Checkpoint — Phase 2 + Phase 3 CI/Operator Route

Date: 2026-06-10 · Final status: PHASE2_AND_PHASE3_PASS Production mutation: NO · Codex: NO · Mac-local evidence: NO · New repo: YES (1, authorized) · Production repo: NO · Article 13: PASS · Article 14: PASS

Scope

Program macro PROGRAM_MACRO_CLOSE_PHASE2_AND_PHASE3_OFFLINE_MVP_VIA_APPROVED_CI_OR_OPERATOR_2026_06_10: close Phase 2 + Phase 3 end-to-end on an approved CI/operator venue, or leave a true action-ready blocker. Closed PASS. Read-only on governed surfaces except KB doc writes (the 15 deliverables) + one authorized dedicated private repo.

What happened (the unblock)

The residual blocker was missing authorized execution substrate. Verification found both pre-authorized repos (agent-data-test, chatgpt-githubnew) unsafe as a disposable venue — they auto-trigger entangled cloud CI (terraform-plan w/ real GCP secrets, deploy/secret-sync jobs) on any branch push, unsuppressable, and I was not authorized to disable their CI. That inverted a premise of the macro, so the owner was asked the one load-bearing venue decision and authorized route CI-C: exactly one dedicated, empty, private repo Huyen1974/tool-kiem-thu-ci (no secrets, no GCP/WIF, no terraform/deploy, no prod link, GitHub-hosted ephemeral runner only).

Results (all real CI runs)

• B4′ (run 27247749834): 12/12 probes PASS. Surfaced + handled a real defect: the strict §5 seccomp profile denies execve, which prevents the container from starting under runc (run 27247543884: exit 255) — attested via a startup-safe variant; "no subprocess" rests on distroless no-shell. Also fixed a host /out ownership crash. No fake-green.
• Phase 2 MVP (run 27248508492): ip_dot_inspector built (distroless, stdlib-only, no network/PG/KB-write/gate); build-guard NO_BUILD_GUARD_VIOLATION; 31/31 acceptance/negative tests; ran inside the deny-by-default container → exit 1, READ_LEVEL_FAIL, decision_effect=NONE, production_mutation=false, writes = local triplet.
• Phase 3 FIX7 pilot (same run): caught the Recheck-8 adequacy class (C1/C5/C2×2/C8/C4); proves_execution=false, proves_global_absence=false; existence sub-verdict NOT_EVIDENCED_IN_ALLOWED_SURFACES (scoped, not "does not exist"). Did not run FIX7 / FS-DOT / IU / detectors / hash recompute.
• Matrix binding PASS; cleanup RETAINED (documented); Article 13/14 PASS.

Deliverables (KB)

reports/phase2-phase3-ci-operator-route-execution-report-2026-06-10.{md,json} · planning/ci-phase2-phase3-workflow-and-harness-packet-2026-06-10.md · reports/b4-prime-sandbox-attestation-evidence-2026-06-10.{md,json} + raw-log-index · reports/phase2-offline-mvp-execution-report-2026-06-10.{md,json} + acceptance-matrix-binding + raw-log-index · reports/phase3-fix7-read-report-pilot-execution-report-2026-06-10.{md,json} + raw-log-index · this checkpoint · 00-index rev84→85.
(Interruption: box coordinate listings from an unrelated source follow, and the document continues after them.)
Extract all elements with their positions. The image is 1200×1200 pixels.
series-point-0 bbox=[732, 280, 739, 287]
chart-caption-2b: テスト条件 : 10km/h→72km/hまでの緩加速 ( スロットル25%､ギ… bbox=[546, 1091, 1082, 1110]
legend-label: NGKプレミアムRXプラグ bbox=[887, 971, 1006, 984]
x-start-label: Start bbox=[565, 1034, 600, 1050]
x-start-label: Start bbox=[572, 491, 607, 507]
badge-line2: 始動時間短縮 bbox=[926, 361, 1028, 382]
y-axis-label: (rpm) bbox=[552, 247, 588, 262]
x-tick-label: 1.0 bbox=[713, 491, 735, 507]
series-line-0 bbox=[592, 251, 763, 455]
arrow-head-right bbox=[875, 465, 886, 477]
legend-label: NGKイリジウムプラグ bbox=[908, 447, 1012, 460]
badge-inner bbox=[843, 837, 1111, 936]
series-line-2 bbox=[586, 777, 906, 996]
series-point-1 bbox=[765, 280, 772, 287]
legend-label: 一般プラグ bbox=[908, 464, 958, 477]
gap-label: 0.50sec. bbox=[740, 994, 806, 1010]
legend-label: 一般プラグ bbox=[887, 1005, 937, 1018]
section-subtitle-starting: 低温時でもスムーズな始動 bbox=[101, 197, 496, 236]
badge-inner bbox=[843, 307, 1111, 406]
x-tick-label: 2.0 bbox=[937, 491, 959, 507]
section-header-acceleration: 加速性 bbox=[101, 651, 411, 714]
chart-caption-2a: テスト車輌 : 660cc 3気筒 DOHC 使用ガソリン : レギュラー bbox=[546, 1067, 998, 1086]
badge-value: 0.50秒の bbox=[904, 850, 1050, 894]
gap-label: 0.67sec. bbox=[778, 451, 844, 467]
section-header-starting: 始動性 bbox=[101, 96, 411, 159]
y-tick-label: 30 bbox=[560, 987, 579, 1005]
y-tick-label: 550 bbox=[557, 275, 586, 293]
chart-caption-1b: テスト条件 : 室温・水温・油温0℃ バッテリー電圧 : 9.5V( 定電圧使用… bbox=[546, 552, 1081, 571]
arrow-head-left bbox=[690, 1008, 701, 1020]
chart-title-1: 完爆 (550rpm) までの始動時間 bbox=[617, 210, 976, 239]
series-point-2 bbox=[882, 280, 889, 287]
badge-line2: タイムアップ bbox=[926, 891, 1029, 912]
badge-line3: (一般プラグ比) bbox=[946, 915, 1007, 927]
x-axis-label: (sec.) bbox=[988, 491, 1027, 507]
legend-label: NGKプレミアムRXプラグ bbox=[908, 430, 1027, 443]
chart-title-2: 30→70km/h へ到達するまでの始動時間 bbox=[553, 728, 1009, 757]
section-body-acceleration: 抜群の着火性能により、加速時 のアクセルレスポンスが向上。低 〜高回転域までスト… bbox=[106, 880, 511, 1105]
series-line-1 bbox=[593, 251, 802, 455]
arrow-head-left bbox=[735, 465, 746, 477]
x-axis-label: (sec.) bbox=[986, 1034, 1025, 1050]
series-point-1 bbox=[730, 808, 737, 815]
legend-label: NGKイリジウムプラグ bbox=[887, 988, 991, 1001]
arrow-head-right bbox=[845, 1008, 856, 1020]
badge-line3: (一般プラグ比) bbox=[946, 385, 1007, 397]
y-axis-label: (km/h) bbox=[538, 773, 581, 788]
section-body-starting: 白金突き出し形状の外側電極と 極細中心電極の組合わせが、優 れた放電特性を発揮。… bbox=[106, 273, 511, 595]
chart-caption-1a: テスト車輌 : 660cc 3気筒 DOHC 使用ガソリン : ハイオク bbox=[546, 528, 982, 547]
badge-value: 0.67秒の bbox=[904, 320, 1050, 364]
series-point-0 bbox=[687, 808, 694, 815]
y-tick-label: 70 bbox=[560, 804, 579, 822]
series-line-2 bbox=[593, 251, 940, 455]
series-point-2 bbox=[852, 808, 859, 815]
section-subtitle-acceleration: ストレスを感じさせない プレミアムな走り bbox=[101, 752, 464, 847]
Honest caveats / what is NOT claimed

• The attested seccomp profile allows execve (strict execve-deny is structurally unrunnable); no-subprocess is structural (distroless), not seccomp-on-execve. Recorded as a finding, not a PASS.
• The MVP consumes a fixture governed packet; the real governed export step (B7 / #32 / D9), the server-enforced KB report-writer (D10), and any downstream gate-consumer (D11) remain deferred — not built.
• Codex was NOT consulted (waiver scope). Real sandbox/test/tool evidence now exists, so an optional later Codex external seal is permitted (B0‴ = owner disposition).
• The dedicated repo is retained (private, inert); owner may delete anytime: gh repo delete Huyen1974/tool-kiem-thu-ci --yes.

Next safe step

Optional Codex external seal of this real evidence; otherwise the next functional increment is the B7 governed export-step contract so the MVP consumes a governed packet instead of a fixture.